In this dispute, reality falls between the extremes. But a careful reading of the 63 pages of guidelines, and of several legal analyses, does indicate that some proposed rules could become significant loopholes in the application of California’s environmental laws. Wheeler should seriously reconsider before making them final.
CEQA (pronounced see-kwah) was adopted by the Legislature in 1970 and signed into law by then-Gov. Ronald Reagan. The law requires an environmental impact study on all major public or private projects, such as construction of a building, a highway or a shopping mall. If a project could cause a major impact on the environment, the impact study must propose a means for mitigating it.
Over the years, the process has allowed activists to challenge a broad array of projects and government actions. Businesses, sometimes joined by labor unions, complained that the legal tie-ups discouraged development and harmed the California economy. But CEQA provisions also put a stop to a lot of bad projects or forced major alterations in them.

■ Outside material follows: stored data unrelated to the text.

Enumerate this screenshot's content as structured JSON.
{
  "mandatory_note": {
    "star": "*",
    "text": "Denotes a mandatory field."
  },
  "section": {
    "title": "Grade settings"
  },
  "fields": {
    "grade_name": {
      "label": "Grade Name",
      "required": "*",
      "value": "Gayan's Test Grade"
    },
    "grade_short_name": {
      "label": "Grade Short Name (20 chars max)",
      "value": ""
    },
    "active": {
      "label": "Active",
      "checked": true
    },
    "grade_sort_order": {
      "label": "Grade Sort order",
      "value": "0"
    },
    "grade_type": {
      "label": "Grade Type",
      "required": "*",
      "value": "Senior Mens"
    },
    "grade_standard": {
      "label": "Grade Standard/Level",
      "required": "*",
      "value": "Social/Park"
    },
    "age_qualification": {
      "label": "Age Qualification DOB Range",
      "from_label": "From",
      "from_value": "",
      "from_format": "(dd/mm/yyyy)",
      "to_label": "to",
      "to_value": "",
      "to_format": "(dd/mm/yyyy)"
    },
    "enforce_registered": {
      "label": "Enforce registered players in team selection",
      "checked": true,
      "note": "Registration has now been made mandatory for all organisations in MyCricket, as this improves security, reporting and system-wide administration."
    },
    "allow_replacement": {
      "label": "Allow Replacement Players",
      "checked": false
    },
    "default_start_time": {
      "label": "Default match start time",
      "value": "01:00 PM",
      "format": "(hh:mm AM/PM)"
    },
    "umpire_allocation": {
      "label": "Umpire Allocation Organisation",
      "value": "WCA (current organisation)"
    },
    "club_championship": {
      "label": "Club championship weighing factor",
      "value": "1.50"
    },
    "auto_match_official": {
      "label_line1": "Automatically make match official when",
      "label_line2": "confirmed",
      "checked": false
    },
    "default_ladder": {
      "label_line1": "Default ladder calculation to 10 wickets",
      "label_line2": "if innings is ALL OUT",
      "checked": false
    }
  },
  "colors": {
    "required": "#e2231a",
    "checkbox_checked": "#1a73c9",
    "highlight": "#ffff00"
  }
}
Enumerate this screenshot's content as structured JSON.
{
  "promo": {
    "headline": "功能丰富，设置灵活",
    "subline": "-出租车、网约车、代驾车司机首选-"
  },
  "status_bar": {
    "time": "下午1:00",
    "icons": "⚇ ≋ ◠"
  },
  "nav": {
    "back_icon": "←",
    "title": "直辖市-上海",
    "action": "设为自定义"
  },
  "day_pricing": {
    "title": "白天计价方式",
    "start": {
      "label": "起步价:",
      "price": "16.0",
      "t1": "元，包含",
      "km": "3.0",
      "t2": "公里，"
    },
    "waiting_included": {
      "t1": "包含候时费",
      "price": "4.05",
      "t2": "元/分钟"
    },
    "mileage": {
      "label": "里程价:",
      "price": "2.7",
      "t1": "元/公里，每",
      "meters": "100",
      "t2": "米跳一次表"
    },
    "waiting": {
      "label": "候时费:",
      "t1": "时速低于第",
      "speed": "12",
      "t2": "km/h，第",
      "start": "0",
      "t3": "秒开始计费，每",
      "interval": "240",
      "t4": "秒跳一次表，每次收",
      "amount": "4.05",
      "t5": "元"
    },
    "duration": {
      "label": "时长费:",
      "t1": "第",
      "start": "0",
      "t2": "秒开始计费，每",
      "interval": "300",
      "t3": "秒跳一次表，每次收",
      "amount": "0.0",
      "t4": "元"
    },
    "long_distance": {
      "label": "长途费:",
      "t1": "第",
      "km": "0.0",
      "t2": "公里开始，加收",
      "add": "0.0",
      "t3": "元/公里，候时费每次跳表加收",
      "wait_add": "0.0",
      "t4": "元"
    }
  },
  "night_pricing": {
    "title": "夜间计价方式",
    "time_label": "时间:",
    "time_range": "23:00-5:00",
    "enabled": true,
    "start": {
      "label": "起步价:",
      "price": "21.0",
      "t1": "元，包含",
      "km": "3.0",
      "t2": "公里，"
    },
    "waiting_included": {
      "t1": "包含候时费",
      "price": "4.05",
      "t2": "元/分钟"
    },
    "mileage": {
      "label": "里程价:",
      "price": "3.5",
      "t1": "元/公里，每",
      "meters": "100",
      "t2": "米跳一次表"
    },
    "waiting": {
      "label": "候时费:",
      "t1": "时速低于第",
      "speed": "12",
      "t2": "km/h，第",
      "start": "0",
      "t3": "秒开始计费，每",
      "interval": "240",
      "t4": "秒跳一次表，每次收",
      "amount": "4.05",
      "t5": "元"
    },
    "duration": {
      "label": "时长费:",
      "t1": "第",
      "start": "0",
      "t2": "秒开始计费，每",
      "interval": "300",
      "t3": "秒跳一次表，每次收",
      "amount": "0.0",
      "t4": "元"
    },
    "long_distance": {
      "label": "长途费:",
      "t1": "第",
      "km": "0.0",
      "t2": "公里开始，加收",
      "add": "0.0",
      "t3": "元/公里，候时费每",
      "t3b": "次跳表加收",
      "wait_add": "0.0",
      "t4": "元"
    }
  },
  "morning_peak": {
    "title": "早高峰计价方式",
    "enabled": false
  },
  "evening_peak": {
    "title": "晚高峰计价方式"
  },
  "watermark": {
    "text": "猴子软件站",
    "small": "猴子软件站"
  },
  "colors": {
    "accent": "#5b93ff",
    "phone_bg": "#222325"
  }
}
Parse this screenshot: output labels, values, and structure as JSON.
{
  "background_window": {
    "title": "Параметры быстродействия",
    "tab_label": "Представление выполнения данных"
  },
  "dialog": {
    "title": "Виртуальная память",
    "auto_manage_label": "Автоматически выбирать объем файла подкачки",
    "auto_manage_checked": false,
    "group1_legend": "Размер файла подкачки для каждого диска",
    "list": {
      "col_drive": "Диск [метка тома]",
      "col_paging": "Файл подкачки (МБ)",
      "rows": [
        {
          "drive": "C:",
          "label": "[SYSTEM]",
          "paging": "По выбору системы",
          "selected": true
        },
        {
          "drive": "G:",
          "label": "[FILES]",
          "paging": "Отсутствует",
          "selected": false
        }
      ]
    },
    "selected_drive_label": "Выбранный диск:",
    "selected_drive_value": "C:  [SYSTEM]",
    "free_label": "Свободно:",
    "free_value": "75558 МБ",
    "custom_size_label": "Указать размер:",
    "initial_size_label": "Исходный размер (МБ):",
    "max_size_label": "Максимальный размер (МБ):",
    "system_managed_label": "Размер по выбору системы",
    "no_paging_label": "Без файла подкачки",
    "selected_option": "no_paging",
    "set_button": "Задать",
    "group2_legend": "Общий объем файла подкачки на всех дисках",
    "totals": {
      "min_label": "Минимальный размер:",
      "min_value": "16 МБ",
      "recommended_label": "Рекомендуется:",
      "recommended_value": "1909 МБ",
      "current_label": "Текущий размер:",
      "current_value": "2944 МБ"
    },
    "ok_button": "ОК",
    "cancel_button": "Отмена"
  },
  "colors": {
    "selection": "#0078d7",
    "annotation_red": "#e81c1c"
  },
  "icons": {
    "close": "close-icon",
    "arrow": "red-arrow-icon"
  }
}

In 1993, the Legislature overhauled CEQA to streamline it and reduce the opportunity for obstructive, frivolous lawsuits. The change also required some new administrative guidelines for implementing the law, which the state is now completing. The rules are complex. One proposed guideline would allow an agency to declare that a proposed new project is so small it would not create a significant cumulative impact when combined with the effects of previous projects in the same area. The result could be to understate the real impact of some projects. An analysis by opponents argues that the proposal is in conflict with CEQA itself.
Wheeler has promised to revise any proposed rule that conflicts with state law. His environmentalist critics claim there are 21 such sections out of the 57 proposed new guidelines. Wheeler should make the same sort of examination himself and strike questionable items. Rule-making ought only to facilitate enforcement of the law, not remake it.